Friday, January 10, 2014

Notes on Detachment

Lessons on detachment benefit all of our relationships, but they are particularly helpful for health and human service workers where there is a fine line between what we are responsible for and what our clients, patients, or consumers are responsible for.

"Detachment is the ability to care deeply about a situation or another person from an objective point of view.  We are able to care but not be controlled by or invested in how another person responds to us."

"Healthy detachment wears many identities.  Letting others take care of their own affairs and not doing for others what they need to do for themselves is detachment.  Not creating or preventing a crisis when it's clearly not our business to be involved is detachment.  Not manipulating others to carry out some aspect of their lives according to our wishes rather than according to their own plan is detachment.  It is neither kind nor unkind to be detached.  It is simply being in charge of the only things we need to be in charge of."

"...the ability to be independent and compassionate, yet no longer clingy and obsessed with getting constant approval from others."

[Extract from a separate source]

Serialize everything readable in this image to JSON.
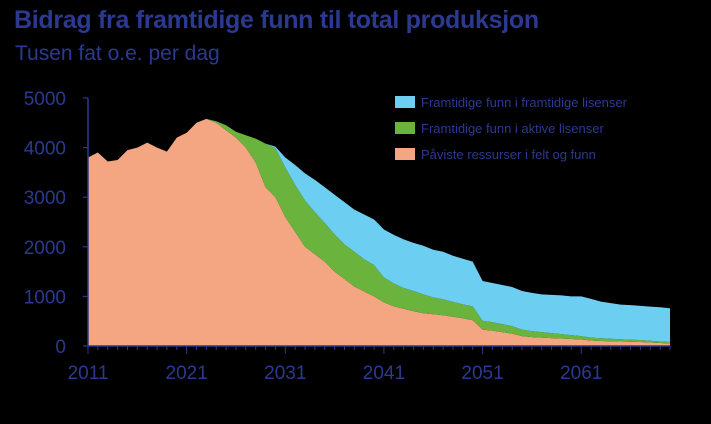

"...it is about developing a healthy interdependence -- that is, independence that frees all of us to be all we can be, but still allows us to get an appropriate amount of support and encouragement from other travelers."

"Coming to understand and eventually celebrate our powerlessness over people, places, and things is the key to our freedom -- freedom from enmeshment, freedom from the fear of rejection, freedom from the fear of failure, freedom from the fear of success."

"...I could or should be the one to decide exactly who I would bring to the party every day of my life."

"...respecting others' opinions while maintaining our own perspective and integrity."